Conheça alguns dos livros de Eliane Potiguara

  • A Terra é Mãe do Índio (1989)
  • Metade Cara, Metade Máscara (2004)
  • O Pássaro Encantado (2014, infantojuvenil)
  • A Cura da Terra (2015, infantojuvenil)
  • O Vento Espalha Minha Voz Originária (2023)

Conheça mais sobre ela. (com o link: http://www.elianepotiguara.org.br/)

Assista à entrevista completa com Eliane Potiguara no canal do Youtube de Radis

Guerreiras da ancestralidade


Quitéria Pankararu [1939-2010]

Nascida na aldeia Saco dos Barros, em Pernambuco, Dona Quitéria Binga tornou-se uma liderança importante do Povo Pankararu e dos indígenas do Nordeste, já nos anos 1970, destacando-se na defesa do direito à educação e das mulheres.

Conheça mais de sua história: https://bit.ly/quiteriapankararu.


Marta Guarani Kaiowá [1942-2003]

Da aldeia Jaguapiru, no Mato Grosso do Sul, Marta Guarani, conhecida como Kunhã Gevy, destacou-se desde jovem na luta contra violências e abusos cometidos contra os povos indígenas da região e foi perseguida pela ditadura militar por defender o acesso à terra e os direitos das mulheres.

Leia mais: https://bit.ly/martaguarani.


Deolinda Prado [1953-2023]

Em Santa Cruz do Turi, no Alto Rio Negro, no Amazonas, nasceu Deolinda Freitas Prado, do Povo Desana, uma das fundadoras da Associação Mulheres Indígenas do Rio Negro (AMARN), com o objetivo de acolher outras mulheres indígenas, como ela, expulsas de sua terra e que chegavam a Manaus. Participou ativamente das discussões da Constituinte de 1988.
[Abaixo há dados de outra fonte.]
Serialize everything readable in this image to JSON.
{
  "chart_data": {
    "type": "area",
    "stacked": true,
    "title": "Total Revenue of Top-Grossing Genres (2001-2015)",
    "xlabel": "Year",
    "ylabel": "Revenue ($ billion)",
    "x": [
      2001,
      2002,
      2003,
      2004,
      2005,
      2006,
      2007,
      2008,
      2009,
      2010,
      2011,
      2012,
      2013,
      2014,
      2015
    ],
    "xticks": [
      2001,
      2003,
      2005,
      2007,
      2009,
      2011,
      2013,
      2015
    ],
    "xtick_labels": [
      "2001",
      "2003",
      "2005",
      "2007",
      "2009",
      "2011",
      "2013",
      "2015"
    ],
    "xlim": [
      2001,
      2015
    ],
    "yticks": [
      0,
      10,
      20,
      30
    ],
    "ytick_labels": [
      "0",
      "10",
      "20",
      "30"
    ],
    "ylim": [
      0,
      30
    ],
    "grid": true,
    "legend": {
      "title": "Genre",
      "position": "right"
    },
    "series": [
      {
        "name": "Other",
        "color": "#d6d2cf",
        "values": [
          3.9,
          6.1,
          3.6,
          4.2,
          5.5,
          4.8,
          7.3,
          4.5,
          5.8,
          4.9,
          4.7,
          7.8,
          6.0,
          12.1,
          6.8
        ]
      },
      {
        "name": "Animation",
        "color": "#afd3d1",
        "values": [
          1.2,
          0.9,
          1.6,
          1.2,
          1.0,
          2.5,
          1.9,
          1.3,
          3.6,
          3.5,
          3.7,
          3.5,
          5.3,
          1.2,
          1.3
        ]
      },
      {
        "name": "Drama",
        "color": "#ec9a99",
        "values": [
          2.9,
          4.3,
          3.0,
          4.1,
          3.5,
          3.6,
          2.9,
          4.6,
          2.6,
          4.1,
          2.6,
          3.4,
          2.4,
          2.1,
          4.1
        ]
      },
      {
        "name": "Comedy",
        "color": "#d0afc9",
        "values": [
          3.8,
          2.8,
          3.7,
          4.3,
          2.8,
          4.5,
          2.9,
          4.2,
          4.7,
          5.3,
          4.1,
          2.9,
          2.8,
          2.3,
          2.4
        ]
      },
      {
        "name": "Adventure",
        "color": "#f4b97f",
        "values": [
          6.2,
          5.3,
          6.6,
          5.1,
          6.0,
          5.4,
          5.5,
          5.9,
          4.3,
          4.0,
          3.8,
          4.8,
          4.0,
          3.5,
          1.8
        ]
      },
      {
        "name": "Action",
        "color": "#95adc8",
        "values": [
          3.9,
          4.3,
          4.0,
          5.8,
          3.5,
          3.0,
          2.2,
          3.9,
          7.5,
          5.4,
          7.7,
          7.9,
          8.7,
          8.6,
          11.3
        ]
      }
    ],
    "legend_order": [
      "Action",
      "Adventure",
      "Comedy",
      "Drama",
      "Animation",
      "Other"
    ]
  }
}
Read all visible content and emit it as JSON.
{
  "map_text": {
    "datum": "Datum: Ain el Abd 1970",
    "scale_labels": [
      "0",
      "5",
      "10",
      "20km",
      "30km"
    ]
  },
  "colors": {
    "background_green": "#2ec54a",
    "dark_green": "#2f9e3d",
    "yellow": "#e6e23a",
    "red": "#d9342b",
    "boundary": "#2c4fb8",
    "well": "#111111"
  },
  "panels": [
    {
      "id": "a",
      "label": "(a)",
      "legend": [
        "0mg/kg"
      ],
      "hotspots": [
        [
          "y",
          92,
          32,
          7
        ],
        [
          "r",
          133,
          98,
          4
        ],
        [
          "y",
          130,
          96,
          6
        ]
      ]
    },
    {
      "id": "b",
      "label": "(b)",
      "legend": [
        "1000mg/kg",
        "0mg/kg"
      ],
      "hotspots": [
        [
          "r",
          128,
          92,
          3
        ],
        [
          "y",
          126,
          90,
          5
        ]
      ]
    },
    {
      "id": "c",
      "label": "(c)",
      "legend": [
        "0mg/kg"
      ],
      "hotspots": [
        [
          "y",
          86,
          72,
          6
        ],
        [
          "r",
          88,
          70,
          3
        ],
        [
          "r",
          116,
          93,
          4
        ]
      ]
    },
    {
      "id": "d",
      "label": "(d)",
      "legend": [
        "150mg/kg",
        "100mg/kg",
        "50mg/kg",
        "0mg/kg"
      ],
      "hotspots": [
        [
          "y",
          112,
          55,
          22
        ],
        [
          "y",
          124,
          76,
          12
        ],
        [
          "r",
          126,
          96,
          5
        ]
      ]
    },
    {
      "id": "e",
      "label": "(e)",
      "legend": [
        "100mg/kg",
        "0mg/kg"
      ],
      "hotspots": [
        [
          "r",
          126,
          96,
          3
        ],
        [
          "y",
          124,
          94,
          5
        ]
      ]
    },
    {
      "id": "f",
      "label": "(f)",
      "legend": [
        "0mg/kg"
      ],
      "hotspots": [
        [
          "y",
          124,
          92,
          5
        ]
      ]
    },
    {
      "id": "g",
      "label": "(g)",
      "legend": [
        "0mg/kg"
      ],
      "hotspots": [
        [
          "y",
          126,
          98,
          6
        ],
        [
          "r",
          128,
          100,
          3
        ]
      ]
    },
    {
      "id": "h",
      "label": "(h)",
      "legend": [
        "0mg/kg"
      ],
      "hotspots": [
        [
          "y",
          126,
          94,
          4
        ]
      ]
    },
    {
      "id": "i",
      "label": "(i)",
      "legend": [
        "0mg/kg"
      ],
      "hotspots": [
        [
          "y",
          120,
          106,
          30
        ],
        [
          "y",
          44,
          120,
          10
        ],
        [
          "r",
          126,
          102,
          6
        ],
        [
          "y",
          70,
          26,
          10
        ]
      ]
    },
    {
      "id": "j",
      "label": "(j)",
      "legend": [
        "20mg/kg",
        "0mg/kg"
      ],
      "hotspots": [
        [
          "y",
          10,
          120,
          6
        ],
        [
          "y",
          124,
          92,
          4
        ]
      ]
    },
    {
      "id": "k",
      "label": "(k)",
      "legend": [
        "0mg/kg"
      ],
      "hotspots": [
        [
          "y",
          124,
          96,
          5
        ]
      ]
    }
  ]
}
Leia mais: https://bit.ly/deolindaprado.


Andila Kaingáng [1954]

Nascida na Reserva Indígena Carreteiro, no Rio Grande do Sul, Andila é educadora, escritora, contadora de histórias e artesã. Além do envolvimento na educação escolar indígena, atuou como liderança no processo de retomadas de terra, inspirada por seu pai, Cacique Manoel Inácio.

Leia mais: https://bit.ly/andilakaingang.


Chiquinha Paresí [1960]

Professora desde 1977 e doutora em Antropologia Social pelo Museu Nacional da UFRJ, Francisca Navantino Pinto de Ângelo nasceu na Aldeia Rio Formoso, do Povo Paresí, em Tangará da Serra (Mato Grosso). É conhecida como liderança aguerrida na defesa da educação diferenciada indígena e dos direitos originários.